2. In Brazil, as in the rest of the world, the term macaco, meaning monkey, remains a very popular manner of insulting and dehumanizing persons of visible African descent.

3. Joaquim Maria Machado de Assis, often known by his surnames as Machado de Assis, Machado, or Bruxo do Cosme Velho (June 21, 1839 – September 29, 1908), was a Brazilian novelist, poet, playwright, short story writer, and advocate of monarchism. Widely regarded as the greatest writer of Brazilian literature, nevertheless he did not gain widespread popularity outside Brazil in his own lifetime. He was multilingual, having taught himself French, English, German and Greek in later life (Source). Although Assis was of African ancestry, there has long been a long discourse of whitening the author’s racial classification over the years culminating in an infamous TV commercial in which the writer was portrayed by a white actor. Protests by black leaders forced the creators of the commercial to replace the actor with an Afro-Brazilian.
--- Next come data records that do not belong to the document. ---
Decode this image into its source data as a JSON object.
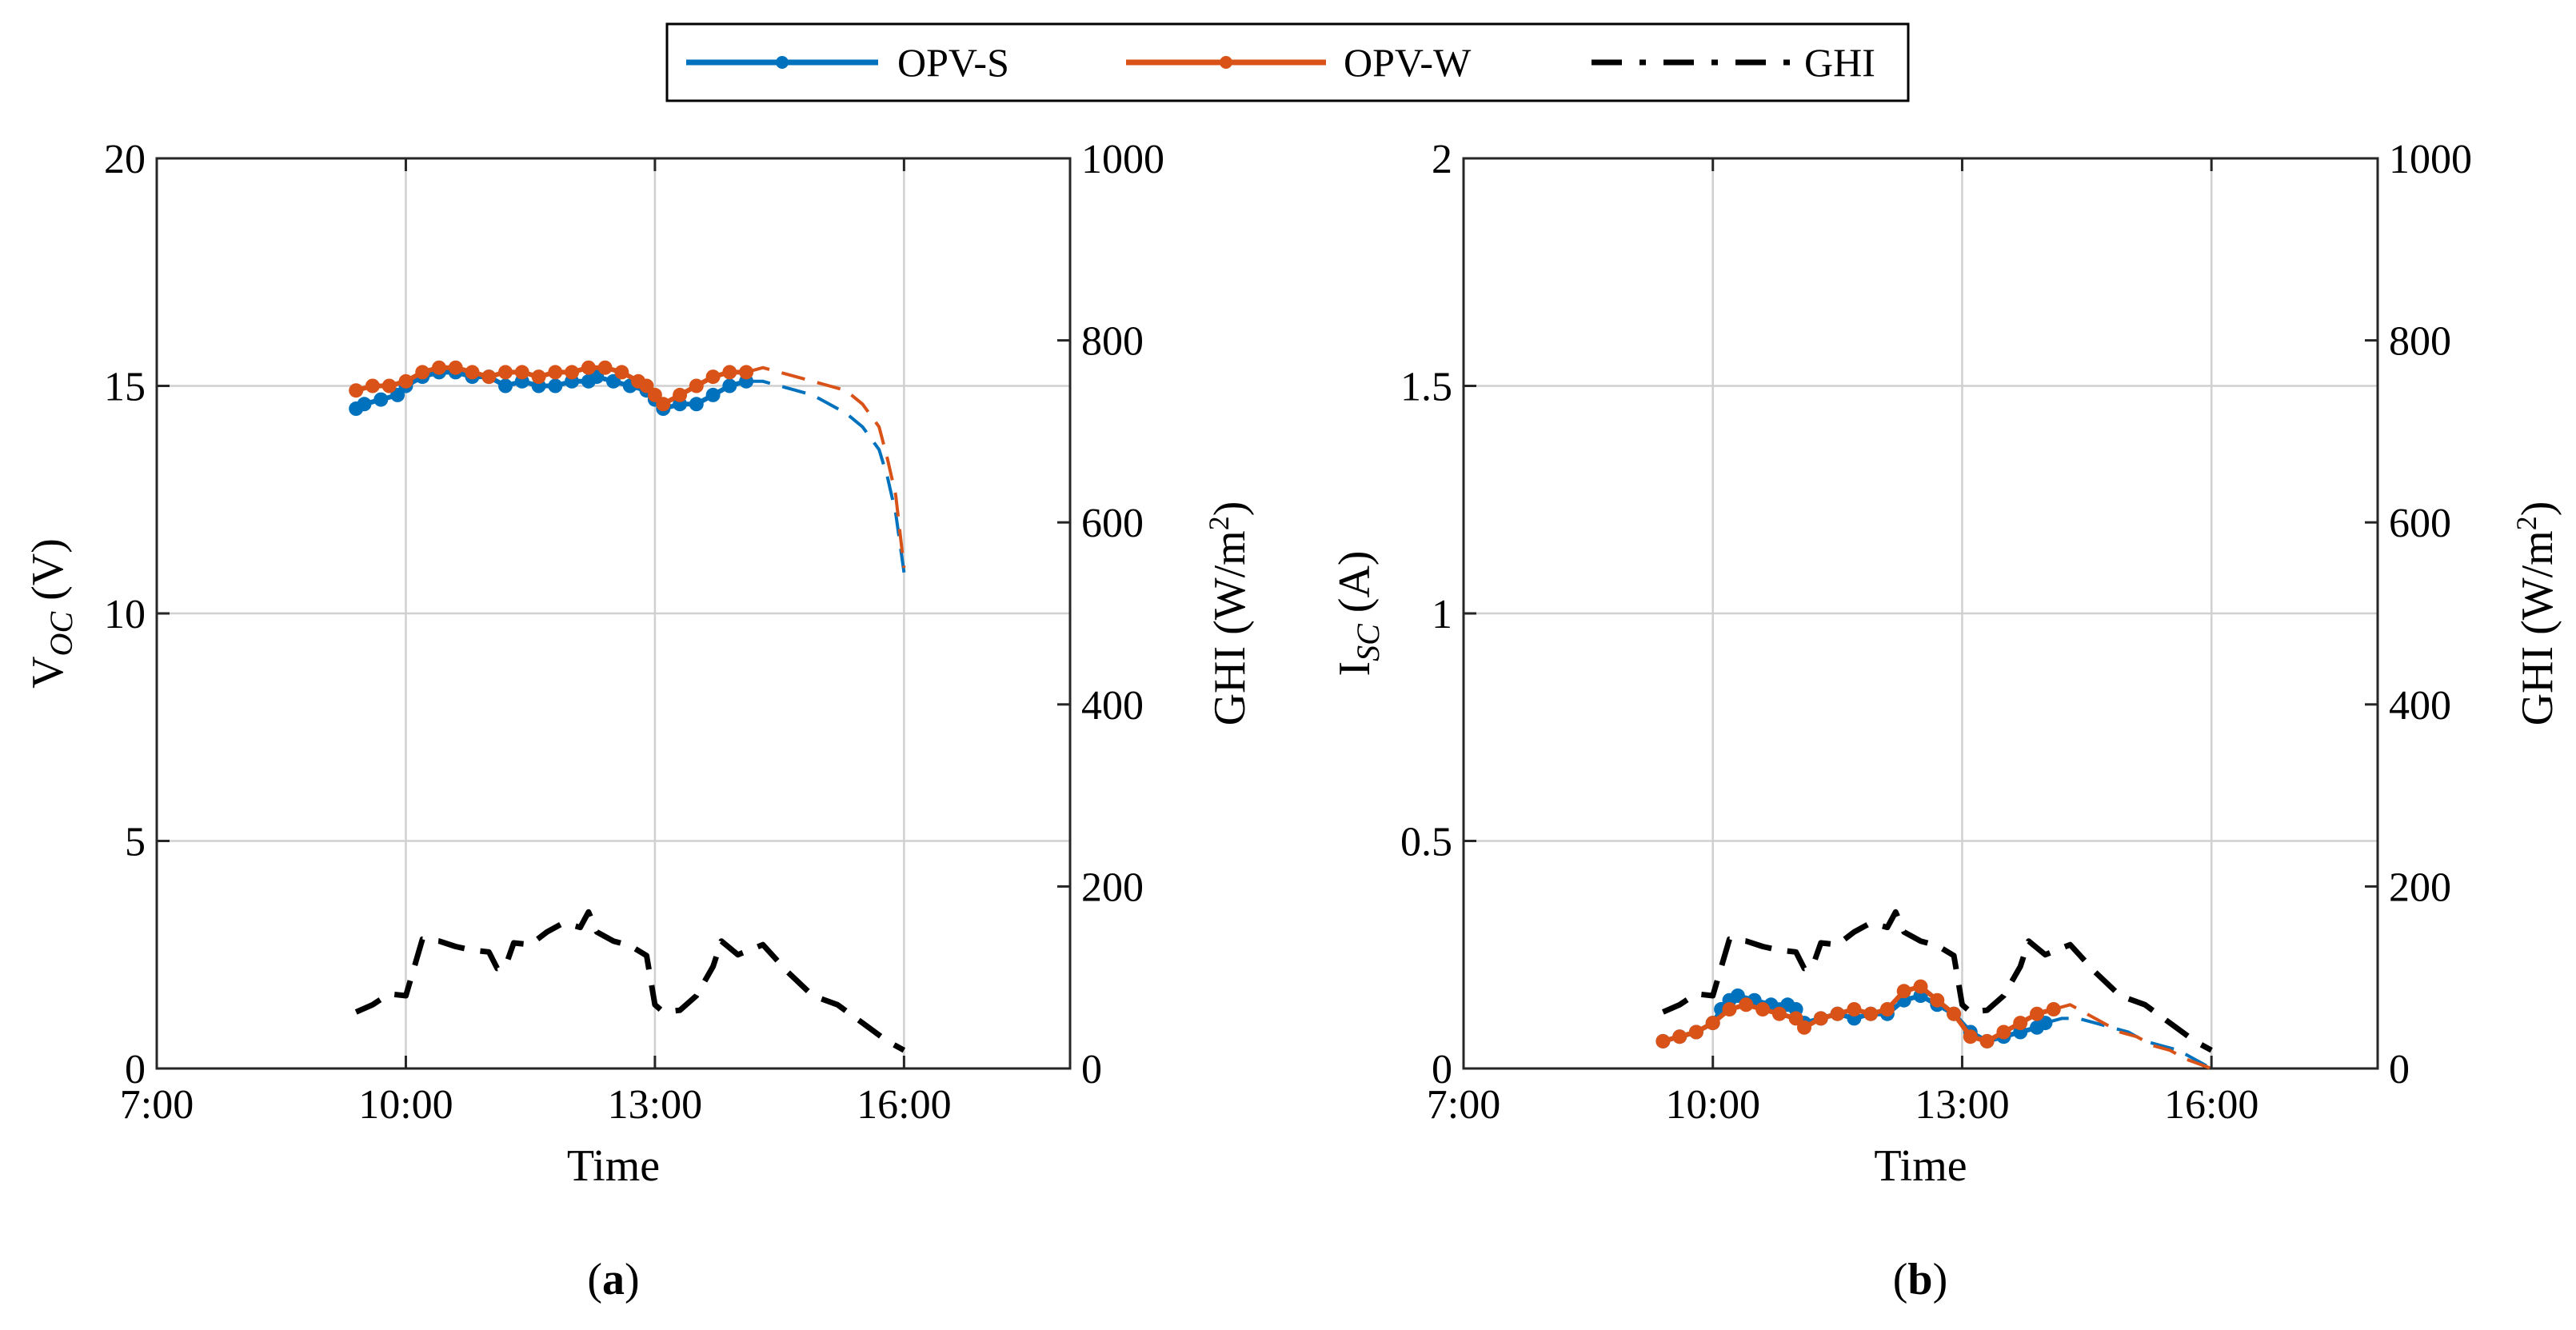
{
  "colors": {
    "opv_s": "#0072BD",
    "opv_w": "#D95319",
    "ghi": "#000000",
    "grid": "#d0d0d0",
    "axis": "#262626"
  },
  "legend": {
    "entries": [
      {
        "key": "opv_s",
        "label": "OPV-S",
        "style": "solid-marker"
      },
      {
        "key": "opv_w",
        "label": "OPV-W",
        "style": "solid-marker"
      },
      {
        "key": "ghi",
        "label": "GHI",
        "style": "dash-dot"
      }
    ]
  },
  "chart_data": [
    {
      "id": "a",
      "type": "line",
      "panel_label": "a",
      "xlabel": "Time",
      "ylabel_main": "V",
      "ylabel_sub": "OC",
      "ylabel_unit": " (V)",
      "y2label_main": "GHI (W/m",
      "y2label_sup": "2",
      "y2label_end": ")",
      "xlim": [
        7,
        18
      ],
      "xticks": [
        7,
        10,
        13,
        16
      ],
      "xtick_labels": [
        "7:00",
        "10:00",
        "13:00",
        "16:00"
      ],
      "ylim": [
        0,
        20
      ],
      "yticks": [
        0,
        5,
        10,
        15,
        20
      ],
      "ytick_labels": [
        "0",
        "5",
        "10",
        "15",
        "20"
      ],
      "y2lim": [
        0,
        1000
      ],
      "y2ticks": [
        0,
        200,
        400,
        600,
        800,
        1000
      ],
      "y2tick_labels": [
        "0",
        "200",
        "400",
        "600",
        "800",
        "1000"
      ],
      "grid": true,
      "series": [
        {
          "key": "opv_s",
          "name": "OPV-S",
          "axis": "left",
          "x_solid_end": 14.1,
          "x": [
            9.4,
            9.5,
            9.7,
            9.9,
            10.0,
            10.2,
            10.4,
            10.6,
            10.8,
            11.0,
            11.2,
            11.4,
            11.6,
            11.8,
            12.0,
            12.2,
            12.3,
            12.5,
            12.7,
            12.9,
            13.0,
            13.1,
            13.3,
            13.5,
            13.7,
            13.9,
            14.1,
            14.3,
            14.5,
            14.7,
            14.9,
            15.1,
            15.3,
            15.5,
            15.7,
            15.8,
            15.9,
            16.0
          ],
          "y": [
            14.5,
            14.6,
            14.7,
            14.8,
            15.0,
            15.2,
            15.3,
            15.3,
            15.2,
            15.2,
            15.0,
            15.1,
            15.0,
            15.0,
            15.1,
            15.1,
            15.2,
            15.1,
            15.0,
            14.9,
            14.7,
            14.5,
            14.6,
            14.6,
            14.8,
            15.0,
            15.1,
            15.1,
            15.0,
            14.9,
            14.8,
            14.6,
            14.4,
            14.1,
            13.6,
            13.0,
            12.2,
            10.9
          ]
        },
        {
          "key": "opv_w",
          "name": "OPV-W",
          "axis": "left",
          "x_solid_end": 14.1,
          "x": [
            9.4,
            9.6,
            9.8,
            10.0,
            10.2,
            10.4,
            10.6,
            10.8,
            11.0,
            11.2,
            11.4,
            11.6,
            11.8,
            12.0,
            12.2,
            12.4,
            12.6,
            12.8,
            12.9,
            13.0,
            13.1,
            13.3,
            13.5,
            13.7,
            13.9,
            14.1,
            14.3,
            14.5,
            14.7,
            14.9,
            15.1,
            15.3,
            15.5,
            15.7,
            15.8,
            15.9,
            16.0
          ],
          "y": [
            14.9,
            15.0,
            15.0,
            15.1,
            15.3,
            15.4,
            15.4,
            15.3,
            15.2,
            15.3,
            15.3,
            15.2,
            15.3,
            15.3,
            15.4,
            15.4,
            15.3,
            15.1,
            15.0,
            14.8,
            14.6,
            14.8,
            15.0,
            15.2,
            15.3,
            15.3,
            15.4,
            15.3,
            15.2,
            15.1,
            15.0,
            14.9,
            14.6,
            14.1,
            13.4,
            12.6,
            11.0
          ]
        },
        {
          "key": "ghi",
          "name": "GHI",
          "axis": "right",
          "x": [
            9.4,
            9.6,
            9.8,
            10.0,
            10.2,
            10.4,
            10.6,
            10.8,
            11.0,
            11.1,
            11.2,
            11.3,
            11.5,
            11.7,
            11.9,
            12.1,
            12.2,
            12.3,
            12.5,
            12.7,
            12.9,
            13.0,
            13.1,
            13.3,
            13.5,
            13.7,
            13.8,
            14.0,
            14.3,
            14.6,
            14.9,
            15.2,
            15.5,
            15.8,
            16.0
          ],
          "y": [
            62,
            70,
            82,
            80,
            142,
            140,
            134,
            130,
            128,
            110,
            112,
            138,
            136,
            150,
            160,
            155,
            172,
            150,
            140,
            135,
            124,
            70,
            62,
            64,
            80,
            112,
            140,
            125,
            136,
            106,
            80,
            70,
            50,
            30,
            20
          ]
        }
      ]
    },
    {
      "id": "b",
      "type": "line",
      "panel_label": "b",
      "xlabel": "Time",
      "ylabel_main": "I",
      "ylabel_sub": "SC",
      "ylabel_unit": " (A)",
      "y2label_main": "GHI (W/m",
      "y2label_sup": "2",
      "y2label_end": ")",
      "xlim": [
        7,
        18
      ],
      "xticks": [
        7,
        10,
        13,
        16
      ],
      "xtick_labels": [
        "7:00",
        "10:00",
        "13:00",
        "16:00"
      ],
      "ylim": [
        0,
        2
      ],
      "yticks": [
        0,
        0.5,
        1,
        1.5,
        2
      ],
      "ytick_labels": [
        "0",
        "0.5",
        "1",
        "1.5",
        "2"
      ],
      "y2lim": [
        0,
        1000
      ],
      "y2ticks": [
        0,
        200,
        400,
        600,
        800,
        1000
      ],
      "y2tick_labels": [
        "0",
        "200",
        "400",
        "600",
        "800",
        "1000"
      ],
      "grid": true,
      "series": [
        {
          "key": "opv_s",
          "name": "OPV-S",
          "axis": "left",
          "x_solid_end": 14.0,
          "x": [
            9.4,
            9.6,
            9.8,
            10.0,
            10.1,
            10.2,
            10.3,
            10.5,
            10.7,
            10.9,
            11.0,
            11.1,
            11.3,
            11.5,
            11.7,
            11.9,
            12.1,
            12.3,
            12.5,
            12.7,
            12.9,
            13.1,
            13.3,
            13.5,
            13.7,
            13.9,
            14.0,
            14.2,
            14.4,
            14.6,
            14.8,
            15.0,
            15.2,
            15.4,
            15.6,
            15.8,
            16.0
          ],
          "y": [
            0.06,
            0.07,
            0.08,
            0.1,
            0.13,
            0.15,
            0.16,
            0.15,
            0.14,
            0.14,
            0.13,
            0.1,
            0.11,
            0.12,
            0.11,
            0.12,
            0.12,
            0.15,
            0.16,
            0.14,
            0.12,
            0.08,
            0.06,
            0.07,
            0.08,
            0.09,
            0.1,
            0.11,
            0.11,
            0.1,
            0.09,
            0.08,
            0.06,
            0.05,
            0.04,
            0.02,
            0.0
          ]
        },
        {
          "key": "opv_w",
          "name": "OPV-W",
          "axis": "left",
          "x_solid_end": 14.1,
          "x": [
            9.4,
            9.6,
            9.8,
            10.0,
            10.2,
            10.4,
            10.6,
            10.8,
            11.0,
            11.1,
            11.3,
            11.5,
            11.7,
            11.9,
            12.1,
            12.3,
            12.5,
            12.7,
            12.9,
            13.1,
            13.3,
            13.5,
            13.7,
            13.9,
            14.1,
            14.3,
            14.5,
            14.7,
            14.9,
            15.1,
            15.3,
            15.5,
            15.7,
            16.0
          ],
          "y": [
            0.06,
            0.07,
            0.08,
            0.1,
            0.13,
            0.14,
            0.13,
            0.12,
            0.11,
            0.09,
            0.11,
            0.12,
            0.13,
            0.12,
            0.13,
            0.17,
            0.18,
            0.15,
            0.12,
            0.07,
            0.06,
            0.08,
            0.1,
            0.12,
            0.13,
            0.14,
            0.12,
            0.1,
            0.08,
            0.07,
            0.05,
            0.04,
            0.02,
            0.0
          ]
        },
        {
          "key": "ghi",
          "name": "GHI",
          "axis": "right",
          "x": [
            9.4,
            9.6,
            9.8,
            10.0,
            10.2,
            10.4,
            10.6,
            10.8,
            11.0,
            11.1,
            11.2,
            11.3,
            11.5,
            11.7,
            11.9,
            12.1,
            12.2,
            12.3,
            12.5,
            12.7,
            12.9,
            13.0,
            13.1,
            13.3,
            13.5,
            13.7,
            13.8,
            14.0,
            14.3,
            14.6,
            14.9,
            15.2,
            15.5,
            15.8,
            16.0
          ],
          "y": [
            62,
            70,
            82,
            80,
            142,
            140,
            134,
            130,
            128,
            110,
            112,
            138,
            136,
            150,
            160,
            155,
            172,
            150,
            140,
            135,
            124,
            70,
            62,
            64,
            80,
            112,
            140,
            125,
            136,
            106,
            80,
            70,
            50,
            30,
            20
          ]
        }
      ]
    }
  ]
}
4. In Brazil’s slavery era, the main task of the black capitão do mato was to hunt down, capture and return fugitive slaves to captivity.

5. “A Redenção de Cam” or “The redemption of Ham” by Modesto Brocos (1895) and the concept of embranquecimento (or whitening) in accordance with Brazilian elites’ ideals for the whitening the Brazilian population has been dealt with on other posts here. The painting represents the eventual disappearance of the black race through successive mixing with whites. The black grandmother, at left, looks to the heavens and thanks God for removing the “black stain” from the family after her mulata daughter gives birth to a white baby. The palm leaves in the background represent a symbol of hope.